Authors: Yaoguang Zhai, Sicun Gao

NeurIPS 2022 | Conference PDF | Archive PDF | Plain Text | LLM Run Details

Reproducibility Variable Result LLM Response
Research Type Experimental We show empirically that the proposed algorithms can outperform state-of-the-art methods on many challenging benchmark problems.
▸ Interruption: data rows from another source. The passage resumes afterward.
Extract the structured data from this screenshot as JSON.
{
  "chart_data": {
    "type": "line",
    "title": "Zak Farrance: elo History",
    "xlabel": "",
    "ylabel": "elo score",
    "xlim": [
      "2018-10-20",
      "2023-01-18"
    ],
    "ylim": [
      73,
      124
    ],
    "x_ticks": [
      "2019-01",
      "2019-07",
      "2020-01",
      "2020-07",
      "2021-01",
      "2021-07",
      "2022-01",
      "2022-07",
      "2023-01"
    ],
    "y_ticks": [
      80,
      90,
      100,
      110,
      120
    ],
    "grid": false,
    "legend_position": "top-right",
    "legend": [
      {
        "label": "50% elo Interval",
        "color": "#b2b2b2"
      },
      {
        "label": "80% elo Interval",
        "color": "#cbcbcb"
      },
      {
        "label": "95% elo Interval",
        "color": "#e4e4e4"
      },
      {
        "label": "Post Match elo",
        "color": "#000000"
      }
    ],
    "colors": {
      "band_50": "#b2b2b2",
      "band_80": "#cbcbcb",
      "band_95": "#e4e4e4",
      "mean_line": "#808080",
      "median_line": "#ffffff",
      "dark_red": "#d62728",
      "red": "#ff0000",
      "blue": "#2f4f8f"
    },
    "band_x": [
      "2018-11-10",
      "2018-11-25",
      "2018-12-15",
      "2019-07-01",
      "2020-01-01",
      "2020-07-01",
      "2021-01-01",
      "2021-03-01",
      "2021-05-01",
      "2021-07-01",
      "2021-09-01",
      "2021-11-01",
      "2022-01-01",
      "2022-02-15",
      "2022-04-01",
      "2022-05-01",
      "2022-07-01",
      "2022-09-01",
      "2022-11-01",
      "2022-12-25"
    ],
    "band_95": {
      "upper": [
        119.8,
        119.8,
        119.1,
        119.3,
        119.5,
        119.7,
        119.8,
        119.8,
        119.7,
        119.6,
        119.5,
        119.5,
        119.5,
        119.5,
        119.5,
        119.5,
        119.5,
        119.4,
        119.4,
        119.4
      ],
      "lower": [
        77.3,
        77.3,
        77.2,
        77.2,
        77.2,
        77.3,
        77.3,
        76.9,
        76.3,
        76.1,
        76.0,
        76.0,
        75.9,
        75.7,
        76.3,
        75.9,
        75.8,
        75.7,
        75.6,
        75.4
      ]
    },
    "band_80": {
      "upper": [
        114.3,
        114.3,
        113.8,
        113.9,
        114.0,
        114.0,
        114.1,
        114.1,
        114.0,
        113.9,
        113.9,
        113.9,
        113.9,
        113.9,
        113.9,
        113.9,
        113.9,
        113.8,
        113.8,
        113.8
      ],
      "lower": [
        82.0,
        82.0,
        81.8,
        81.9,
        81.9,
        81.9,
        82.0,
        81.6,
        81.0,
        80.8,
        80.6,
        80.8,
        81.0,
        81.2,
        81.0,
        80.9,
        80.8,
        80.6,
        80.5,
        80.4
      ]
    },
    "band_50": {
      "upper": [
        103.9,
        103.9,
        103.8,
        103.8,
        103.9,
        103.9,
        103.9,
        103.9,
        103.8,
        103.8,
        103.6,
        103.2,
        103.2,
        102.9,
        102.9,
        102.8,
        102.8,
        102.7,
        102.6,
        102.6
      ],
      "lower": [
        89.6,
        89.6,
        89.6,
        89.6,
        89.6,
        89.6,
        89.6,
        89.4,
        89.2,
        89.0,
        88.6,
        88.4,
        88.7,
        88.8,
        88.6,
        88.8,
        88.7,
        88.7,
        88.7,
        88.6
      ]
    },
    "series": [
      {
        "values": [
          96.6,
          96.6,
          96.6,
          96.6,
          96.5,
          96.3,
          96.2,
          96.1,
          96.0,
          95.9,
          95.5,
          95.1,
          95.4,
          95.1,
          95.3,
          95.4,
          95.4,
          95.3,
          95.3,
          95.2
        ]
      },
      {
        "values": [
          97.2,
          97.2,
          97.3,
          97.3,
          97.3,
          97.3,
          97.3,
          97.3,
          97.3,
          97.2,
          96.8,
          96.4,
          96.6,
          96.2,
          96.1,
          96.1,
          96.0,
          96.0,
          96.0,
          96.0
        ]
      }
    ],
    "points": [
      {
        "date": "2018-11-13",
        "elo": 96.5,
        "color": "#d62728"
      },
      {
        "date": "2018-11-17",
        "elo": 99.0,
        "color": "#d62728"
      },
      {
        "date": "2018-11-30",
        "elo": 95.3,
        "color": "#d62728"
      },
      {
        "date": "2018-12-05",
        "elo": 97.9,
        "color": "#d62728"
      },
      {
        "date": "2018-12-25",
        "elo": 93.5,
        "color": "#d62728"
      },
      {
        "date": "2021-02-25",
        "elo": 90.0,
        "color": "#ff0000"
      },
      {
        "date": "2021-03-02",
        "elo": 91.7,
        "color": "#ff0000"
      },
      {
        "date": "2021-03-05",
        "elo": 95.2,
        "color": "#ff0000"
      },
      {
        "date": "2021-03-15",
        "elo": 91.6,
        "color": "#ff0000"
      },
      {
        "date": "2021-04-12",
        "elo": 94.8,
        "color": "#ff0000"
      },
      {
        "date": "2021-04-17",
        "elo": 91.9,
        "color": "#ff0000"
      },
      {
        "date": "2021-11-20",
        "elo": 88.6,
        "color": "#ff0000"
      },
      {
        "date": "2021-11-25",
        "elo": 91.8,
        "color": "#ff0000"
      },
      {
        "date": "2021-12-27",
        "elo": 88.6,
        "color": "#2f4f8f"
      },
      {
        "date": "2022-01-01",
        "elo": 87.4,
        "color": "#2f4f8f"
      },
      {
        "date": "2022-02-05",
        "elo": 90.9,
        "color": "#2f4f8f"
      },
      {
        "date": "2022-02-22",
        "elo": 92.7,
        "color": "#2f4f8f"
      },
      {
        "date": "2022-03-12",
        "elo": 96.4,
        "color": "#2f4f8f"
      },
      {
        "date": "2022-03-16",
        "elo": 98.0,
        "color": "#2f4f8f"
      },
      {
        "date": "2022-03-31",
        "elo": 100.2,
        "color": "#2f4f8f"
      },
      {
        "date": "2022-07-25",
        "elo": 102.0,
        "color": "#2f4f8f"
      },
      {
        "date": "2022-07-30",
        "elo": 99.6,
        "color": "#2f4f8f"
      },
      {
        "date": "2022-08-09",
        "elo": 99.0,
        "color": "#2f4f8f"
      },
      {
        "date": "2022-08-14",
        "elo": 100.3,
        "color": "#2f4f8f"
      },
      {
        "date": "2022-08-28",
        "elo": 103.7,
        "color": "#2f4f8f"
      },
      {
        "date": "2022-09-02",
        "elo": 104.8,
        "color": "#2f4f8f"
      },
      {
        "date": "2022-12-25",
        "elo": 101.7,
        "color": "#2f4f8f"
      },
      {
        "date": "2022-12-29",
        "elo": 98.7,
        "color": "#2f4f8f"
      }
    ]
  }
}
Researcher Affiliation Academia Yaoguang Zhai UCSD Sicun Gao UCSD
Pseudocode Yes Algorithm 1 Monte Carlo Tree Descent (MCTD)
Open Source Code No The paper states: "For La-MCTS [19], we use different settings and include them in the supplementary material, as well as our MCTD approach." This statement is ambiguous and does not explicitly provide a link or state that the code for their MCTD approach is open-source or publicly available.
Open Datasets Yes We use several standard benchmark sets for testing BBO algorithms, from three categories: synthetic functions for nonlinear optimization, reinforcement learning problems in Mu Jo Co locomotion environments, and optimization problems in Neural Architecture Search (NAS).
Dataset Splits No The paper mentions evaluating on benchmarks and recording "accuracy of training and evaluation" for NAS-Bench-201, but it does not explicitly specify the training, validation, or test dataset splits (e.g., percentages, sample counts, or specific split methodology).
Hardware Specification Yes Benchmarks are made mainly on Google Colab with a Tesla P100 graphic card.
Software Dependencies No The paper mentions using "fmin2 from the CMA-ES package" and implementing "our own version of the Nelder-Mead algorithm as in [13]", but it does not provide specific version numbers for these software components or any other libraries/solvers.
Experiment Setup Yes We implement our own version of the Nelder-Mead algorithm as in [13], and set its expansion coefficient, contraction inside the simplex, contraction outside the simplex, and shrink coefficient as 2.0, 0.5, 0.5, and 0.5, respectively. Tu RBO [9] is initialized with 20 random samples selected using Latin Hypercube sampling, and its Automatic Relevance Determination (ARD) is set to True. Across all experiments, we set the number of evaluation calls to 3000. We set the noise scale to zero in all Mu Jo Co environments to avoid randomness in rewards.